Castle provides a report to the ordering physician that will classify the tumor as Class 1A, Class 1B, or Class 2. The report will also describe the statistics associated with the classification, and provide a discriminant value that reflects the confidence regarding the classification. The information provided in the report from Castle identifies how likely a tumor is to metastasize (spread) with this risk being categorized as low (Class 1A), intermediate (Class 1B), or high (Class 2).

Other UM Metastasis Prognostic Factors[edit]

Histopathologic Factors and Imaging Techniques[edit]

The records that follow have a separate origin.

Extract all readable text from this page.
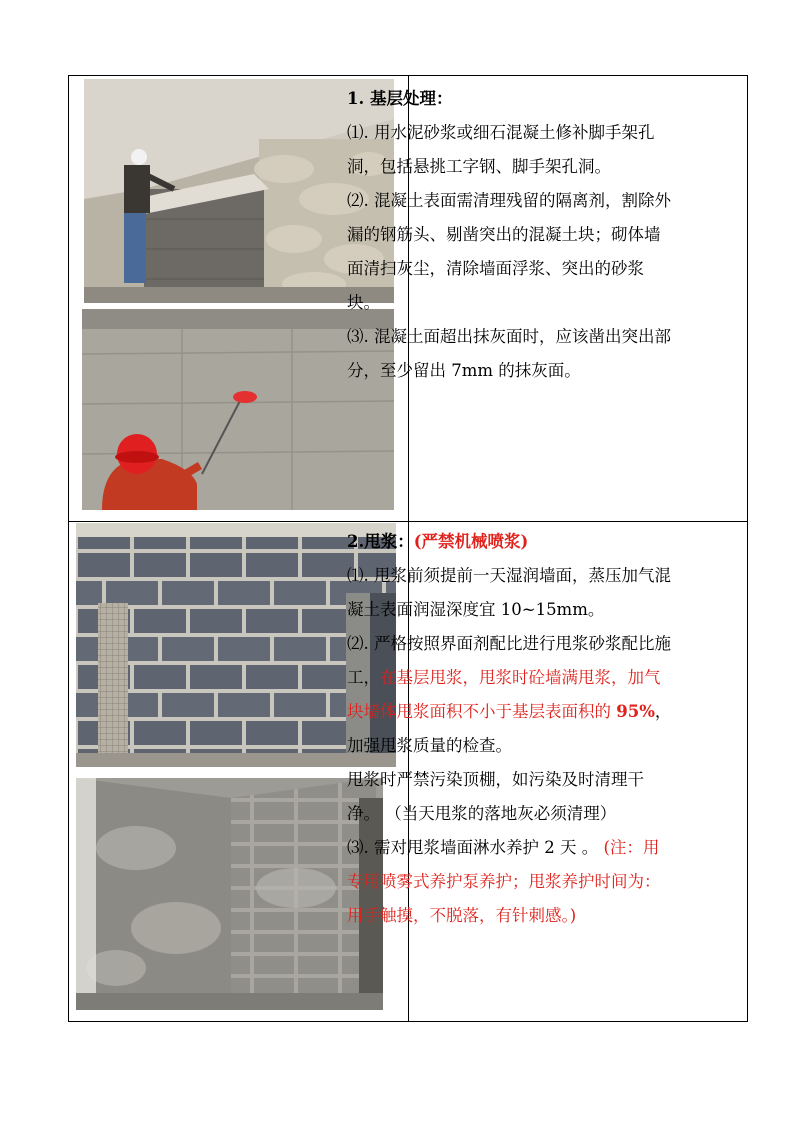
1. 基层处理：

⑴. 用水泥砂浆或细石混凝土修补脚手架孔洞，包括悬挑工字钢、脚手架孔洞。

⑵. 混凝土表面需清理残留的隔离剂，割除外漏的钢筋头、剔凿突出的混凝土块；砌体墙面清扫灰尘，清除墙面浮浆、突出的砂浆块。

⑶. 混凝土面超出抹灰面时，应该凿出突出部分，至少留出 7mm 的抹灰面。

2.甩浆：(严禁机械喷浆)

⑴. 甩浆前须提前一天湿润墙面，蒸压加气混凝土表面润湿深度宜 10~15mm。

⑵. 严格按照界面剂配比进行甩浆砂浆配比施工，在基层甩浆，甩浆时砼墙满甩浆，加气块墙体甩浆面积不小于基层表面积的 95%，加强甩浆质量的检查。

甩浆时严禁污染顶棚，如污染及时清理干净。 （当天甩浆的落地灰必须清理）

⑶. 需对甩浆墙面淋水养护 2 天 。 (注：用专用喷雾式养护泵养护；甩浆养护时间为：用手触摸，不脱落，有针刺感。)
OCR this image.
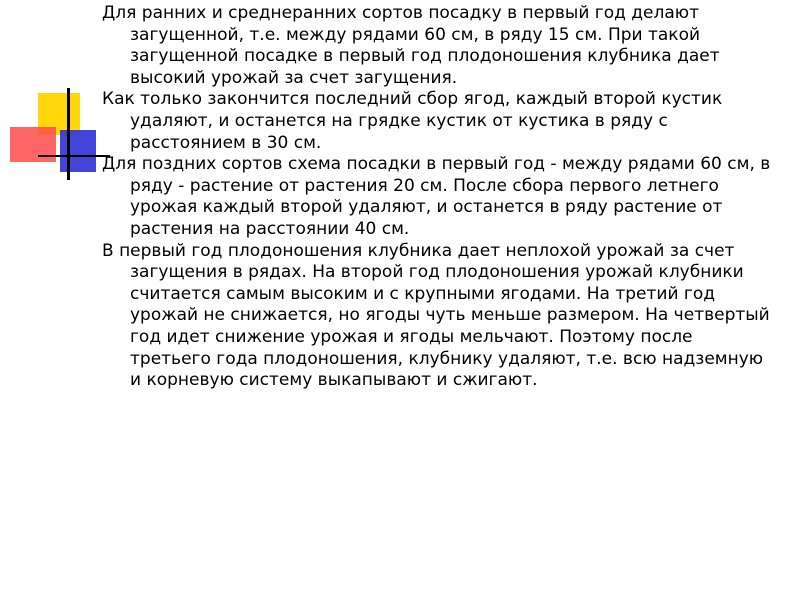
Для ранних и среднеранних сортов посадку в первый год делают загущенной, т.е. между рядами 60 см, в ряду 15 см. При такой загущенной посадке в первый год плодоношения клубника дает высокий урожай за счет загущения.

Как только закончится последний сбор ягод, каждый второй кустик удаляют, и останется на грядке кустик от кустика в ряду с расстоянием в 30 см.

Для поздних сортов схема посадки в первый год - между рядами 60 см, в ряду - растение от растения 20 см. После сбора первого летнего урожая каждый второй удаляют, и останется в ряду растение от растения на расстоянии 40 см.

В первый год плодоношения клубника дает неплохой урожай за счет загущения в рядах. На второй год плодоношения урожай клубники считается самым высоким и с крупными ягодами. На третий год урожай не снижается, но ягоды чуть меньше размером. На четвертый год идет снижение урожая и ягоды мельчают. Поэтому после третьего года плодоношения, клубнику удаляют, т.е. всю надземную и корневую систему выкапывают и сжигают.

Historically there are several clinical and pathologic features that have been statically associated with metastasis.[12][13] Tumor size, tumor location, patient age and vascular structure have all been reported to correlate with metastatic onset and patient survival.[2][12][13][14] While generalities regarding the UM patient population at large can be made based on these factors, none, alone or collectively, has demonstrated predictive accuracy with regard to metastatic activity. Imaging techniques used to detect metastatic activity also have limitations. Systemic metastases are detected by Positron Emission Tomography (PET) imaging at the time of the original diagnosis in less than 4% of UM patients [6] Magnetic Resonance Imaging (MRI) has recently been reported more sensitive than PET for identifying metastasis from choroidal melanoma, but MRI requires tumor mass greater than 5mm in size.[15] Thus, current imaging technology lacks the sensitivity for detecting micrometastases that may be present at the time of primary diagnosis of uveal melanoma.

Genetic Factors[edit]

Genetic analysis techniques have led to the identification of chromosomal abnormalities associated with metastatic tumor progression in uveal melanoma. Loss of heterozygosity, loss of entire alleles from chromosomes, partial chromosomal addition and deletion and single nucleotide polymorphisms (SNP) have been associated with uveal melanoma metastatic lesions.[16][17][18][19][20] In particular, chromosomes 1, 3, 6 and 8 have been extensively studied for their association with shorter survival time and development of metastatic disease.[17][19][20][21][22][23][24] While genetic aberrations in chromosomes 1, 6 and 8 have not independently been able to predict disease progression, cytogenetic profiling of chromosome 3 has uncovered an important genetic region highly associated with metastatic onset in uveal melanoma patients.[16][23] Chromosome 3 abnormalities have been analyzed using multiple techniques, including fluorescence in situ hybridization (FISH), chromosomal in situ hybridization (CISH), array comparative genomic hybridization (aCGH), SNP, multiplex ligation-dependent probe amplification (MLPA), and microsatellite analysis.[16][21][25][26][27][28] Despite a wealth of data that has identified the association of chromosome 3 mutation with UM metastasis, the clinical application of this data has yet to be realized.[29] Reasons for the uncertainty of chromosome 3 clinical use include 1) high false-positive rates (ranging from 5-22%), 2) high false-negative rates (ranging from 4-50%), 3) high technical failure rates (up to 50%) due to the large tissue requirement for current analysis techniques, and 4) the adverse effects of cellular heterogeneity on chromosome 3 cytogenetic analysis.[2][26][29][30][31][32][33][34] Furthermore, unlike the DecisionDx-UM test, there are no published, peer-reviewed studies that demonstrate clinical validation in an independent set of patients.

Castle Biosciences, Incorporated[edit]

Castle Biosciences, Incorporated is a molecular diagnostics company that develops diagnostic and prognostic assays for rare cancers. Castle’s mission is to serve individuals afflicted with rare cancers by offering accurate prognostic tests which provide information for making critical decisions regarding an individual’s surveillance and treatment regimens. In addition to DecisionDx-UM, Castle offers prognostic tests for glioblastoma multiforme (DecisionDx-GBM) and low-grade glioma (DecisionDx-LGG). Castle is based in Friendswood, TX, and has operations in Phoenix, AZ.